Am meisten fasziniert mich heute, dass wir Entwicklungen schaffen können, die nicht nur neue Einblicke in die Physik ermöglichen, sondern auch den Alltag im Labor für viele erleichtern. Ein besonderes Beispiel ist der FLASHchip: Er macht die aufwendige und teure Präparation für elektrisch verschalteter Experimente deutlich schneller und unkomplizierter. Mir ist wichtig, dass damit nicht nur wir selbst profitieren, sondern auch andere Forschende weltweit entlastet werden; sie können ihre Zeit stärker in die eigentlichen wissenschaftlichen Fragen investieren, statt sich in langen Vorbereitungen zu verlieren. Zu sehen, dass so ein Werkzeug, das wir aus einer Idee heraus entwickelt haben, inzwischen konkret dazu beiträgt, Forschung effizienter und zugänglicher zu machen, ist für mich eine der größten Motivationen.
Forschung kann manchmal auch frustrierend sein. Wie gehen Sie mit Rückschlägen um?
Rückschläge gehören in der Forschung einfach dazu; manchmal scheitern Experimente trotz monatelanger Vorbereitung an einem Detail, das man nicht vorhersehen konnte. Ich versuche dann, das Ganze als Lernprozess zu sehen: Jeder Fehlschlag zeigt mir, wo man genauer hinschauen muss, und eröffnet oft neue Ideen, die man vorher gar nicht im Blick hatte. Wichtig ist für mich auch das Team: wenn man gemeinsam nächtelang im Labor steht, trägt man die Enttäuschungen zusammen, genauso wie die kleinen Erfolge. Das macht Rückschläge leichter erträglich und sorgt dafür, dass am Ende immer auch etwas Positives daraus entsteht.
Wenn Sie einen Wunsch frei hätten: Welche Frage würden Sie in Ihrem Forschungsgebiet gerne als Erste beantworten?
Wenn ich mir etwas wünschen dürfte, dann die Antwort auf die Frage, wie weit sich die zeitaufgelöste Elektronenholographie noch vorantreiben lässt. Wir haben jüngst die Pikosekunden-Barriere durchbrochen; ein großer Schritt, der gezeigt hat, was möglich ist. Gleichzeitig tüfteln wir bereits an einer optoelektronischen Realisierung, die uns sogar bis in den Femtosekunden-Bereich führen könnte.

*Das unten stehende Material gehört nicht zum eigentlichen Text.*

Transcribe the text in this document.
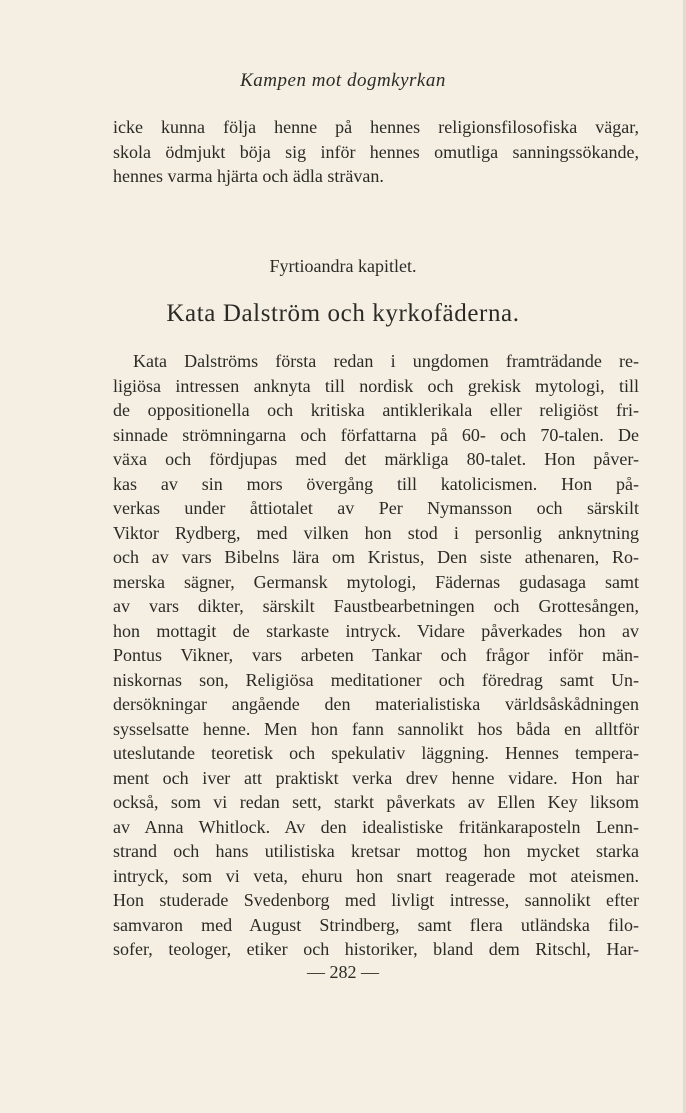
Kampen mot dogmkyrkan
icke kunna följa henne på hennes religionsfilosofiska vägar,
skola ödmjukt böja sig inför hennes omutliga sanningssökande,
hennes varma hjärta och ädla strävan.
Fyrtioandra kapitlet.
Kata Dalström och kyrkofäderna.
Kata Dalströms första redan i ungdomen framträdande re-
ligiösa intressen anknyta till nordisk och grekisk mytologi, till
de oppositionella och kritiska antiklerikala eller religiöst fri-
sinnade strömningarna och författarna på 60- och 70-talen. De
växa och fördjupas med det märkliga 80-talet. Hon påver-
kas av sin mors övergång till katolicismen. Hon på-
verkas under åttiotalet av Per Nymansson och särskilt
Viktor Rydberg, med vilken hon stod i personlig anknytning
och av vars Bibelns lära om Kristus, Den siste athenaren, Ro-
merska sägner, Germansk mytologi, Fädernas gudasaga samt
av vars dikter, särskilt Faustbearbetningen och Grottesången,
hon mottagit de starkaste intryck. Vidare påverkades hon av
Pontus Vikner, vars arbeten Tankar och frågor inför män-
niskornas son, Religiösa meditationer och föredrag samt Un-
dersökningar angående den materialistiska världsåskådningen
sysselsatte henne. Men hon fann sannolikt hos båda en alltför
uteslutande teoretisk och spekulativ läggning. Hennes tempera-
ment och iver att praktiskt verka drev henne vidare. Hon har
också, som vi redan sett, starkt påverkats av Ellen Key liksom
av Anna Whitlock. Av den idealistiske fritänkaraposteln Lenn-
strand och hans utilistiska kretsar mottog hon mycket starka
intryck, som vi veta, ehuru hon snart reagerade mot ateismen.
Hon studerade Svedenborg med livligt intresse, sannolikt efter
samvaron med August Strindberg, samt flera utländska filo-
sofer, teologer, etiker och historiker, bland dem Ritschl, Har-
— 282 —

Damit entstünde ein Werkzeug, das es erlaubt, die dreidimensionale Potentialverteilung fundamentaler physikalischer Prozesse wie in einem Film sichtbar zu machen, gewissermaßen die Elektronen bei der Arbeit zu filmen. Für mich ist das eine faszinierende Vision: dass man in Zukunft nicht nur versteht, was passiert, sondern tatsächlich miterleben kann, wie es passiert.
Und zum Schluss: Gibt es etwas, das Menschen oft überraschen würde, wenn sie Sie außerhalb des Labors kennenlernen?
Wenn ich es einmal schaffe, nicht über Physik nachzudenken, widme ich mich meinen vielen Hobbys; und da arbeite ich auch gerne mit den Händen: vom Turntablism über das Schrauben an Autos bis hin zum Nachbau von Filmrequisiten. Zudem versuche ich, so viel Zeit wie möglich mit meiner Familie zu verbringen. Ein schöner Kompromiss, bei dem sich einiges davon vereinen lässt, sind für mich z.B. Science Slams. Da haben wir in der Regel alle eine Menge Spaß und ich rede immerhin nur zehn Minuten lang über meine Arbeit.